Senin, 28 Agustus 2023 HMPS manajemen Dakwah UIN SATU Tulungagung mengadakan acara seminar dakwah dengan tema "Mengekspresikan Jiwa di tengah Arus Budaya Dakwah" di Auditorium lantai 6 Gedung Arif Mustaqiem. Seminar ini diisi oleh Dr. Fahruddin Faiz, sosok yang memiliki suara yang berkharisma sehingga membuat pendengarnya terkesima. 
Pada kesempatan ini, Beliau menjelaskan Orientasi hidup ada 3 Menurut Muhammad Iqbal (filsuf asal Pakistan) diantaranya :
1. Kesenangan (bersifat sebentar) 
2. Kemenangan (capai an demi capaian) 
3. Kewenangan (harus dinikmati, ini adalah kualitas diri yang meningkat dan bermanfaat untuk orang lain sehingga kita bisa dihargai oleh orang lain). 

Imam Al-Ghozali memiliki 3 cara untuk membentuk jiwa yaitu :
1. Tazkiyatun Nafs (membersihkan jiwa).
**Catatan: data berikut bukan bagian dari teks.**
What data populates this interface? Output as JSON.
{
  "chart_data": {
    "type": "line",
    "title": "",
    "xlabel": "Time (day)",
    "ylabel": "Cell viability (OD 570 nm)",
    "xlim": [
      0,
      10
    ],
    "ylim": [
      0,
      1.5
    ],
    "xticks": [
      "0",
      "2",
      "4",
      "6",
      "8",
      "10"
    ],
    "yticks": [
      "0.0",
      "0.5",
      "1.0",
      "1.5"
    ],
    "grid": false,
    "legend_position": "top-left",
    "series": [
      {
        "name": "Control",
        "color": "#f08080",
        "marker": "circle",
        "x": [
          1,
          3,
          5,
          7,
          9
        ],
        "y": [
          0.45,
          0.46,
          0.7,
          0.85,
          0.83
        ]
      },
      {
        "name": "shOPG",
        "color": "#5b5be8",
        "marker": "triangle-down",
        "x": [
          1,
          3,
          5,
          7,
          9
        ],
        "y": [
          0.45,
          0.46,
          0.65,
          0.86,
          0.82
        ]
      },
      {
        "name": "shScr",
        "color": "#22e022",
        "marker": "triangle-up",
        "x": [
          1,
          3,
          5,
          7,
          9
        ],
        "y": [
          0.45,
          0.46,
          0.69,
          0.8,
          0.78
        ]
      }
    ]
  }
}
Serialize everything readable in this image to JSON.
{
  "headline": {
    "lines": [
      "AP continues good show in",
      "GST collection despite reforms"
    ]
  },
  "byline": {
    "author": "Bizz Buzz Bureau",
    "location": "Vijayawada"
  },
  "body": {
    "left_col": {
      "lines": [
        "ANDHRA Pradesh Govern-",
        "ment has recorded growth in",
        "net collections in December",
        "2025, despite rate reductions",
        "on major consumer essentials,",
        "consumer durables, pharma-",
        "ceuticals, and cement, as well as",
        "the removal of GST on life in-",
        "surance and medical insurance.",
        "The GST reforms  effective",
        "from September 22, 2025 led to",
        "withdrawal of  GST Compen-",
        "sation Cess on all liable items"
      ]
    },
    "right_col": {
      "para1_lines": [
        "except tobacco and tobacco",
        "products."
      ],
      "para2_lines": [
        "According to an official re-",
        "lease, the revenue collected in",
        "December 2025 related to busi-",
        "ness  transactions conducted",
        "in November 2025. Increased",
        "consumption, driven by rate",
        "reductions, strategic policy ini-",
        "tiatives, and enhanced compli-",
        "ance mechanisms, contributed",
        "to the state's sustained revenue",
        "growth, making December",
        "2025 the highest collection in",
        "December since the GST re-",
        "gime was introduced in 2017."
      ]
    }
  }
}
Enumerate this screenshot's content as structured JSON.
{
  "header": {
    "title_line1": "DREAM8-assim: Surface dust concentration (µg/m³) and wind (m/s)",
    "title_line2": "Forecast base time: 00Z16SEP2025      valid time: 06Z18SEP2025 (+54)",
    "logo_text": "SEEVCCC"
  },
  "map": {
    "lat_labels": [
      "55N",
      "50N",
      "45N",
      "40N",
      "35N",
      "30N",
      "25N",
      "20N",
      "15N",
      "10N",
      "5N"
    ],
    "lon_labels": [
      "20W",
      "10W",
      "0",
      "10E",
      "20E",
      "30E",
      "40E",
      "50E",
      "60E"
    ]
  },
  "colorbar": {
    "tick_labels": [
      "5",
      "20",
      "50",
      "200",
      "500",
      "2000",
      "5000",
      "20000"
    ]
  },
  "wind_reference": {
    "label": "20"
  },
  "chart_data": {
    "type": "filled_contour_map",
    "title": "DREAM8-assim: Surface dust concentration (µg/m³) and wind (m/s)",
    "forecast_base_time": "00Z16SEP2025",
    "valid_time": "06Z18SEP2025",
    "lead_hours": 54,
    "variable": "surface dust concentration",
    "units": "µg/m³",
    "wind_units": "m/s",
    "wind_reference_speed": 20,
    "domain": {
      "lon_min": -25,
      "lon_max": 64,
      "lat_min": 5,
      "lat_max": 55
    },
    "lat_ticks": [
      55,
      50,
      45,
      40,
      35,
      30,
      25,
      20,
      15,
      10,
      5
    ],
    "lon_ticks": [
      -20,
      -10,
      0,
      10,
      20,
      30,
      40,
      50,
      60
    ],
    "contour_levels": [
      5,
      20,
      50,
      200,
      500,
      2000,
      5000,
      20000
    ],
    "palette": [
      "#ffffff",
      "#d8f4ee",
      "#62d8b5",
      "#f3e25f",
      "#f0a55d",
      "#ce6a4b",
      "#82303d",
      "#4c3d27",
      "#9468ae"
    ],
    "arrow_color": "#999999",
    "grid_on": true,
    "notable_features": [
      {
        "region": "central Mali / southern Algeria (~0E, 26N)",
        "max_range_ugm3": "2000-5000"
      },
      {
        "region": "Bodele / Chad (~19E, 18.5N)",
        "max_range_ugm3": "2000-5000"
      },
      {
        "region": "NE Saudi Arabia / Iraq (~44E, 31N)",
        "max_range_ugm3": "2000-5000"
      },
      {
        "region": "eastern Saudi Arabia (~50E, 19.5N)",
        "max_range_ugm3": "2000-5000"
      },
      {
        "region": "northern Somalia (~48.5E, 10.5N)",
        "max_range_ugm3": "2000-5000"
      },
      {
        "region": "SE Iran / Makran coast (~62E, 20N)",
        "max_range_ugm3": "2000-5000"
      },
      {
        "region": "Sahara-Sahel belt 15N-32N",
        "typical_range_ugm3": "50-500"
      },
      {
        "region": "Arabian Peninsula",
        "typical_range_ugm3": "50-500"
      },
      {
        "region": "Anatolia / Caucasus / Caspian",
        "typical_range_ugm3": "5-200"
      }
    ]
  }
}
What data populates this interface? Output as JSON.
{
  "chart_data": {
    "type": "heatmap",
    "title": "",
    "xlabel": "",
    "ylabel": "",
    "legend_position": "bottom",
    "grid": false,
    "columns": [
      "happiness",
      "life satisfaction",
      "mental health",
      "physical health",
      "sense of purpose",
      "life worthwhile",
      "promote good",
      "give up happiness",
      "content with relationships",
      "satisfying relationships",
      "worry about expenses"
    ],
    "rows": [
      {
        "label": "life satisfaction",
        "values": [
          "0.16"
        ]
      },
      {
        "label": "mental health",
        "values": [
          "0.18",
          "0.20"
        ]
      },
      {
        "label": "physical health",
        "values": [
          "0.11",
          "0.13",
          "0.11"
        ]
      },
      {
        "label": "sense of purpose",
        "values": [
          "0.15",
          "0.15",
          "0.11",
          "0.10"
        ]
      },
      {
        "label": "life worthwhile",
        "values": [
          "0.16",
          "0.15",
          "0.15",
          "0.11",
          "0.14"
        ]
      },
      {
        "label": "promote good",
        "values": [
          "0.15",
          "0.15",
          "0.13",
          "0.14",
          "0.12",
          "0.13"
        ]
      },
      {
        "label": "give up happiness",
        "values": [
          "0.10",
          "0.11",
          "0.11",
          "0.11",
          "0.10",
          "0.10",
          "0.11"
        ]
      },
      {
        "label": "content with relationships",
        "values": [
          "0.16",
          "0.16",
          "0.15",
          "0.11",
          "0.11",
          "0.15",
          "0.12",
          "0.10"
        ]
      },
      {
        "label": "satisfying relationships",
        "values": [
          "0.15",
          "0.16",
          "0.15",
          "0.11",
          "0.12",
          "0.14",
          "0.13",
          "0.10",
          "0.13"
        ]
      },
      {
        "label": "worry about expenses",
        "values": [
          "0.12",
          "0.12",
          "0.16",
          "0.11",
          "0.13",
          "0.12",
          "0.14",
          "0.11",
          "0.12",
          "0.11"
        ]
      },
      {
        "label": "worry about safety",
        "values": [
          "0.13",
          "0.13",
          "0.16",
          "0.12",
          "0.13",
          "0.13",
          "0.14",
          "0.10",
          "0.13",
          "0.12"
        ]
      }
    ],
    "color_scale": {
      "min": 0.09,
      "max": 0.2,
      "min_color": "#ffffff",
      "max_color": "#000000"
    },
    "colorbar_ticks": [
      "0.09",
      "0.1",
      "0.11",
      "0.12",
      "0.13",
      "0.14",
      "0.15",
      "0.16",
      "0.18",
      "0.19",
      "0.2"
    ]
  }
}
Manfaat barokahnya ilmu itu bergantung pada pada bersihnya jiwa karena jiwa merupakan wadahnya ilmu. 

2. Riyadhotun Nafs (diisi oleh hal hal baik melalui Istiqomah) "Al-Istiqomah khoirun min alfi karomah"

3. Imarotun Nafs (puncak tertinggi orang yang mampu mengendalikan diri). Cara mengendalikan diri yaitu :
a. Jihad, melawan diri sendiri, artinya mau bekerja keras
b. Ijtihad, kerja cerdas pahami kelemahan dan kekurangan
c. Mujahadah, libatkan Allah dalam segala urusanmu. Jangan hanya mengandalkan diri sendiri.

Cara mencintai diri sendiri menurut Dr. Fahruddin Faiz:
1. Perbanyak pengetahuan (knowledge)
2. Respect to ur self, hargai apa adanya
3. Care
4. Responsibility

"Tingkatkan value sehingga menjadi orang yang mukhlasin. Karena orang yang mukhlas adalah puncak tertinggi dalam mengekspresikan jiwa."

Tentunya, kita berharap acara seminar ini dapat memberikan wawasan baru dan inspirasi yang berharga bagi kita.  Semoga kita dapat memanfaatkan pengetahuan yang telah diperoleh untuk mengembangkan diri dan mencapai tujuan kita. Terima kasih atas partisipasinya!